Ok, so the issue is pretty straightforward, in my case I had to change launch options to

STEAM_COMPAT_MOUNTS=/ssd %command%

From this reddit thread.

Explanation: I have a 1TB HDD and 250GB SSD. I use the HDD as my main partition and offload folders to the SSD via symlinks when these folders prove critical for load time (and/or when they contain non-critical data that I can delete anytime I want to make room). My ~/.cache folder is therefore symlinked to /ssd/home/<user>/.cache. The issue isn't the symlink, it's the fact that luxtorpeda is trying to access another filesystem.
I wrongly assumed that luxtorpeda was able to access other folders in that filesystem because it could see ~/.local which confused me. But in fact I only moved and symlinked ~/.local/share/Steam.
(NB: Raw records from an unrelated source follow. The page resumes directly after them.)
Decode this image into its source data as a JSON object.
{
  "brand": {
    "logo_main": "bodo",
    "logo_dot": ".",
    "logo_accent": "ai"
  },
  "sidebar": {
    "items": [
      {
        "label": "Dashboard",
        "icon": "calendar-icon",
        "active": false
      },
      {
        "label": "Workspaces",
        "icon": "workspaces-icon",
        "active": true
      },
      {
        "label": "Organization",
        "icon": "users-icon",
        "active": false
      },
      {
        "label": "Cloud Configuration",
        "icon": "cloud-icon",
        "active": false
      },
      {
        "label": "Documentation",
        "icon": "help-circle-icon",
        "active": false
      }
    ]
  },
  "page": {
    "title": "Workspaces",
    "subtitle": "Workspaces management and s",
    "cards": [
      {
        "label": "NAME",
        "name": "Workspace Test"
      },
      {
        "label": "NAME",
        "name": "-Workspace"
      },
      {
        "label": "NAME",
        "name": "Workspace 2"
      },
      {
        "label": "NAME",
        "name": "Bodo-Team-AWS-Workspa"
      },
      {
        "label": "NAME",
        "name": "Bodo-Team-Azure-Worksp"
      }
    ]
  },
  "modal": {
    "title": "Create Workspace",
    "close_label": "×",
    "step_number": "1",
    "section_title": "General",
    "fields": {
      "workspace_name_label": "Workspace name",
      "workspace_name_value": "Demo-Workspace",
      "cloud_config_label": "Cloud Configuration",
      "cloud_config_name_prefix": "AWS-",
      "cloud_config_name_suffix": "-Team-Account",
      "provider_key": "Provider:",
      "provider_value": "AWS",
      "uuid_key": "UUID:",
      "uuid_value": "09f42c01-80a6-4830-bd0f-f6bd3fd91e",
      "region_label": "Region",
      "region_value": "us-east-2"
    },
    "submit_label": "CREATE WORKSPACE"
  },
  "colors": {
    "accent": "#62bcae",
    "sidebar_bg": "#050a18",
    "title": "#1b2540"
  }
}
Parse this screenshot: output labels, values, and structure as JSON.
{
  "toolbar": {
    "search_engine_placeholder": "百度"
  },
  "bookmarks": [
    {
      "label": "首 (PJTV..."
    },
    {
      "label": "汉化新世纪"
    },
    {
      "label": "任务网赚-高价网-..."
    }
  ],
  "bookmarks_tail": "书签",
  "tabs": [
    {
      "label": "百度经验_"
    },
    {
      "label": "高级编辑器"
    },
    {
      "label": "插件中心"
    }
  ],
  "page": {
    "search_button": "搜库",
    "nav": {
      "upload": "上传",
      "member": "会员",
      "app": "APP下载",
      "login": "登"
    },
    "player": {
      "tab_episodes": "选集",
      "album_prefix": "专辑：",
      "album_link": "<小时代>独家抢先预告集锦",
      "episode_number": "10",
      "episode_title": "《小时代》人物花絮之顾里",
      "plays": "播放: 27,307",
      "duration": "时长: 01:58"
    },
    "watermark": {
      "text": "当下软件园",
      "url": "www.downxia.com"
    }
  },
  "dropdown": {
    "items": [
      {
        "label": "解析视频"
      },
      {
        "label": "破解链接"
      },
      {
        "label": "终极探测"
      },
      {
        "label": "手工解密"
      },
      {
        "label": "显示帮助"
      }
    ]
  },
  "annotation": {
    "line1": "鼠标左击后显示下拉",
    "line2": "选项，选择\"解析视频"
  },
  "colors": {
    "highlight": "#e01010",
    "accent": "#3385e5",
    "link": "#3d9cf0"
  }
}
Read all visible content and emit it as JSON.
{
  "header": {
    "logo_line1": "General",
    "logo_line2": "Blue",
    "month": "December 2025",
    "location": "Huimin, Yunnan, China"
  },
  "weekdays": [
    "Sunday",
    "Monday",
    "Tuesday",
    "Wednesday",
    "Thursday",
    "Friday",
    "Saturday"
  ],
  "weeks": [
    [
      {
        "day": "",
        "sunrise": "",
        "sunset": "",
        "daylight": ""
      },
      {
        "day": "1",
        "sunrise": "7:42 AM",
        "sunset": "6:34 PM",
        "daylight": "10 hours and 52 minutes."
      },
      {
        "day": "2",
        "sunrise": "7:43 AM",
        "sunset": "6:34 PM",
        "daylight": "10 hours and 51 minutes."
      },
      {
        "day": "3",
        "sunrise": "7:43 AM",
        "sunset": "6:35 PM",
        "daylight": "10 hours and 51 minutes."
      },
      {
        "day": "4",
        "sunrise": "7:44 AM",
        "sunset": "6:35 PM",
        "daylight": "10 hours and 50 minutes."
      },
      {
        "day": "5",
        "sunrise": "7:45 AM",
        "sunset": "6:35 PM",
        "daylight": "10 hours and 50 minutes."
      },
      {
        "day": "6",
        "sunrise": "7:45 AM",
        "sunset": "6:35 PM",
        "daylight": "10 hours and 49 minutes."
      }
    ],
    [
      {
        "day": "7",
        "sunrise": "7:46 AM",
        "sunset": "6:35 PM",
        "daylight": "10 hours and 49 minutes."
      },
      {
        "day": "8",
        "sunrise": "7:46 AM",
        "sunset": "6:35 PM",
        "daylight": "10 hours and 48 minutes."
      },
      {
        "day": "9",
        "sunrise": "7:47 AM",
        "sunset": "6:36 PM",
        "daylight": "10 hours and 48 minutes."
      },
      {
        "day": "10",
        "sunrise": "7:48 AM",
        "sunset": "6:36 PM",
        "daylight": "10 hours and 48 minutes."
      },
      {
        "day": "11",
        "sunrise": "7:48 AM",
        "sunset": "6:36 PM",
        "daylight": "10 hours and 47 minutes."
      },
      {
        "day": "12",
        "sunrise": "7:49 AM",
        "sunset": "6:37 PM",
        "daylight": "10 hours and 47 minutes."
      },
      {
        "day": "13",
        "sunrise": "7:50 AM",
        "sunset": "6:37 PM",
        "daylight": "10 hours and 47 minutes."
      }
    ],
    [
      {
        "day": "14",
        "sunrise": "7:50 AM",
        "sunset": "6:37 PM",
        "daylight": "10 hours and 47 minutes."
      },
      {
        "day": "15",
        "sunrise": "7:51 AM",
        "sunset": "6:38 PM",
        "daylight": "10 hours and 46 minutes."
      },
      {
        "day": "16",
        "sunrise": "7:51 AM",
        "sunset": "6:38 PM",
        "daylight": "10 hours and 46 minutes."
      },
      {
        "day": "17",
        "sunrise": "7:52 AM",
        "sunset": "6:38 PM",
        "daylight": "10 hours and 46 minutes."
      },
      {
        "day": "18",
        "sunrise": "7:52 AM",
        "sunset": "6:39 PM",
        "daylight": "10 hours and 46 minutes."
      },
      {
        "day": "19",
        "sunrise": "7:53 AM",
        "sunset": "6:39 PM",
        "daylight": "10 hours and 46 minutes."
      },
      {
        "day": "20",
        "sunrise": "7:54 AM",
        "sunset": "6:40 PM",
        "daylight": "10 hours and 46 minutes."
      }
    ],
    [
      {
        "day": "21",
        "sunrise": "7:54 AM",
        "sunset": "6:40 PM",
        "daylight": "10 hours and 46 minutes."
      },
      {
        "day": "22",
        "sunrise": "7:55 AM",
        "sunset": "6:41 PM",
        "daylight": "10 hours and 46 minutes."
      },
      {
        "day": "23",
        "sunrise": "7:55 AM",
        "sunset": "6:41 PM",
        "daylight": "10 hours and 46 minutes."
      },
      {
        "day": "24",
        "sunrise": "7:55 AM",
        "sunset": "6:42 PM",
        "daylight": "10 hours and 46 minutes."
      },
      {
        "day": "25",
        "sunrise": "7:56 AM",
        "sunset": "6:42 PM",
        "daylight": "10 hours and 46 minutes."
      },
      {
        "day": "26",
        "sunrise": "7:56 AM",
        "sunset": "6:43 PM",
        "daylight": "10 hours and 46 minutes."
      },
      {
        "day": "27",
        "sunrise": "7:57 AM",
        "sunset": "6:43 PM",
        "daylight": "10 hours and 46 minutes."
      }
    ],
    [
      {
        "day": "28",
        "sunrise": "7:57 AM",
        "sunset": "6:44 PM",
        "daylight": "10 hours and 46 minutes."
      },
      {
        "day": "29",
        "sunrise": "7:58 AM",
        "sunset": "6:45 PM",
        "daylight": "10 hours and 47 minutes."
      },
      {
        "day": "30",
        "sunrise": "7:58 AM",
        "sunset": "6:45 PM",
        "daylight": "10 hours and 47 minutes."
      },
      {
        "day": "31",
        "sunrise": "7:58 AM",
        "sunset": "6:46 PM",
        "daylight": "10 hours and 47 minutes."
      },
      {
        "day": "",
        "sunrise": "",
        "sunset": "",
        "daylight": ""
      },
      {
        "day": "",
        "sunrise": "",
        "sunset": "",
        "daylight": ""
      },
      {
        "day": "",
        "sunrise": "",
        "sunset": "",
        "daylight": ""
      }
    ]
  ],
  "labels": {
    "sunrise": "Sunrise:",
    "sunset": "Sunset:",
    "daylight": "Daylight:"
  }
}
So it's cool now, luxtorpeda starts! Yeay! 🎉 (Nice looking interface btw, I'll have to dig into what libraries you used for the UI)
I'll add a detailed error message for the next idiot that wants to symlink into a different filesystem and submit a PR. (Ideally, it should pop a GUI window though... I'm not familiar with your GUI system and not sure if that's going to be easy to do. If you think that's doable and want to share some pointers, feel free though)

@ThibaultLemaire Great, and thanks about the interface, that was fun to build! I'm using the egui library to do it.

And that makes sense for the issue. For showing a UI error, there's a function inside the dialog file called show_error. You should be able to use that to show a proper error message to the user. If you search for its use in the project, you should be able to find some good examples. Let me know if you need anything further.